Tuesday, November 5, 2019

Book Note: How to Stop Time

Haig, Matt. How to Stop Time. New York: Penguin Books, 2019.

Careful readers will remember that we've seen two other Matt Haig novels that are Shakespeare-related: The Labrador Pact (for which, q.v.) and The Dead Fathers Club (for which, q.v.). Careful readers of ShakespeareGeek will remember that he reviewed this book earlier this year.

My turn.

The book is about a small percentage of humans who age really, really slowly. Eventually, an organization discovers such people—and then they are largely beholden to the organization, doing what they're asked to do, moving where they're asked to move, and (above all) keeping secret the existence of such humans.

Our narrator had a daughter back in the age of Shakespeare, and he thinks she has the same slow-aging condition he has; he's been continually searching for her for centuries.

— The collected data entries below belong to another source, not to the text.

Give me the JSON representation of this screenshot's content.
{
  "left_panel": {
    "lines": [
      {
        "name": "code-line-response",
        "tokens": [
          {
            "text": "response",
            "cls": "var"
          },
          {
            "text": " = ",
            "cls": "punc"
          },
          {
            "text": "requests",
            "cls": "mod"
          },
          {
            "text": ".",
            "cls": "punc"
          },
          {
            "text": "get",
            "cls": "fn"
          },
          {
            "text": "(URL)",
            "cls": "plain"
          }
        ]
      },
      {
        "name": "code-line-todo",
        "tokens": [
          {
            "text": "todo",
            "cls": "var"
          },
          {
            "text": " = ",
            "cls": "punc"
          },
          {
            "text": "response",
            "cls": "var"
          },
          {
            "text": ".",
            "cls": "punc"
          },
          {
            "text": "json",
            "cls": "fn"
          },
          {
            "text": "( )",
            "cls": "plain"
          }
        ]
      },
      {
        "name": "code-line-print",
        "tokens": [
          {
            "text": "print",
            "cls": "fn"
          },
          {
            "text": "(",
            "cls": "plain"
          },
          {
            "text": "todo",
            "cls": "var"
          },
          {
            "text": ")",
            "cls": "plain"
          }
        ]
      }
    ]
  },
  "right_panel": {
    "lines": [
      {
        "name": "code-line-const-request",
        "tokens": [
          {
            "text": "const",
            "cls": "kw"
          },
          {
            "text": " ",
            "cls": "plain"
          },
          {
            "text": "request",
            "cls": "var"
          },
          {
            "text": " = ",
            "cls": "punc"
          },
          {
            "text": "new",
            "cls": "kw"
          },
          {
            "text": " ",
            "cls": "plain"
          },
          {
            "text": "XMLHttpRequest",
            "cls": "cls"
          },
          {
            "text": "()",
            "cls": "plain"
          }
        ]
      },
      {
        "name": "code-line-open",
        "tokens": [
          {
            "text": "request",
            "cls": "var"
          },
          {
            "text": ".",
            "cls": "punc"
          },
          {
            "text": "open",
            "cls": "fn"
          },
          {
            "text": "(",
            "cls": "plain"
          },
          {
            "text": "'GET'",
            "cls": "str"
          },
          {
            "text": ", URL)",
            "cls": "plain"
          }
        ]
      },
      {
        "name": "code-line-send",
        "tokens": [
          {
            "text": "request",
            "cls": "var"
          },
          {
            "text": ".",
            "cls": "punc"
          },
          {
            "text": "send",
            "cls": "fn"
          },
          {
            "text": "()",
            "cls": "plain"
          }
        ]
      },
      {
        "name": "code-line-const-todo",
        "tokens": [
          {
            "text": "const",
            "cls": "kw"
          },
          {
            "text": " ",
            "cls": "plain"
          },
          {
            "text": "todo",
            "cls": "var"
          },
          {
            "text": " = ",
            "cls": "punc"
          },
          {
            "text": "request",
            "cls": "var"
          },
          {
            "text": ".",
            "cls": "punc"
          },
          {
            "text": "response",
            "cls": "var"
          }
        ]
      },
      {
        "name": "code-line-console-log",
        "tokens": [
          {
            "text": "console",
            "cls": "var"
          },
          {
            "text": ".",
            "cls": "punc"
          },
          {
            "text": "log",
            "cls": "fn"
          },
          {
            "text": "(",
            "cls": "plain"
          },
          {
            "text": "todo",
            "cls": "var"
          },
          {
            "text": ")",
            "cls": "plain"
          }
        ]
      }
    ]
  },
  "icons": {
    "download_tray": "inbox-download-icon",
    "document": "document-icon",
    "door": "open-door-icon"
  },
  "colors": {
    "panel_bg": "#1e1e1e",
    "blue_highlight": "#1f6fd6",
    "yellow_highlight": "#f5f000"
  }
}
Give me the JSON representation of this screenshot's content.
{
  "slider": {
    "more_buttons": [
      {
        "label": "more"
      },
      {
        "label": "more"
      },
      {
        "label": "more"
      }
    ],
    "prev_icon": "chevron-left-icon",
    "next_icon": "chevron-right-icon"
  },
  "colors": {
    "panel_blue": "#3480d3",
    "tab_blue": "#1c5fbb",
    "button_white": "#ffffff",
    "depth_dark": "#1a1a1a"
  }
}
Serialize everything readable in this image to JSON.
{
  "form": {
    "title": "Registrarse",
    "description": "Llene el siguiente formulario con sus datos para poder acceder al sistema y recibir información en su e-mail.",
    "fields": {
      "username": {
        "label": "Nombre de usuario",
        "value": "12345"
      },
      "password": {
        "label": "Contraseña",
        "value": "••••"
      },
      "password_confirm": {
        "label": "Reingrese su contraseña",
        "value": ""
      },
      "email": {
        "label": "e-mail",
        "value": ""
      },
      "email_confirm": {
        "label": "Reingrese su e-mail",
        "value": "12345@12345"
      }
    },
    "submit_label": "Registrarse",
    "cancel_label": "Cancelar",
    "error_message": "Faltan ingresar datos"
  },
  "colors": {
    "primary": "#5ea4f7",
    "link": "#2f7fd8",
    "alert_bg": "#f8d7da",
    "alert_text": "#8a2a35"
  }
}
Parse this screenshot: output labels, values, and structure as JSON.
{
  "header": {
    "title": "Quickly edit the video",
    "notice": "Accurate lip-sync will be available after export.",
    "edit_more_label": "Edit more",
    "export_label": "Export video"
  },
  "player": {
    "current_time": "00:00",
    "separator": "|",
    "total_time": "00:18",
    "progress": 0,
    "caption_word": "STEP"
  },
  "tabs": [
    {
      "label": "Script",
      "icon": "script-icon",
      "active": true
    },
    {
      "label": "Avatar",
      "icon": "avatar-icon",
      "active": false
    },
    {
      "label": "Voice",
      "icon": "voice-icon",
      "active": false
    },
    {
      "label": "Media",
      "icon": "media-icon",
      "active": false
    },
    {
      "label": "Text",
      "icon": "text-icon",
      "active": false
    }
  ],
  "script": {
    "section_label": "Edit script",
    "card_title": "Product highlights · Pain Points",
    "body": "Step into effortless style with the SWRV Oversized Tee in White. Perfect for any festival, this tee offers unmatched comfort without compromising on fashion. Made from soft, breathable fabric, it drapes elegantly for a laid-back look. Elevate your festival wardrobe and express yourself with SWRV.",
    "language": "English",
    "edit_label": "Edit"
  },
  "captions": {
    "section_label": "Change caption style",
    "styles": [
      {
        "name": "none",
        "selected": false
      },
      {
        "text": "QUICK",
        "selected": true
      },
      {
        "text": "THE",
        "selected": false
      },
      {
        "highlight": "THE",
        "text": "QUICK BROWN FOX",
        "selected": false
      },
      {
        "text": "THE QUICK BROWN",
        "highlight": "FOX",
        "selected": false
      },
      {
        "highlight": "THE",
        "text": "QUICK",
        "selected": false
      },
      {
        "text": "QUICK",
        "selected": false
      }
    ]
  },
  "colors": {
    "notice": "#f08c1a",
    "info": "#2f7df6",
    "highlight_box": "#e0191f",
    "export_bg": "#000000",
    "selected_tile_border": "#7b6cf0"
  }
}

I agree that it's a good book—though, for a book about aging slowly and taking your time, the ending is incredibly rushed and largely unsatisfactory.  All the same, it's good, with clever alternating timelines.

Naturally, my favorites are those that alternate between the present day and Shakespeare's time. Here, therefore, are some quick examples. In the first, our narrator is a history teacher who is trying to pull information about the Elizabethan era out of his students:







The next section has more to do with Shakespeare more directly. Here's a glimpse at Shakespeare in an off-duty moment:





All in all, it's a creative, inventive novel that is well worth your while to read.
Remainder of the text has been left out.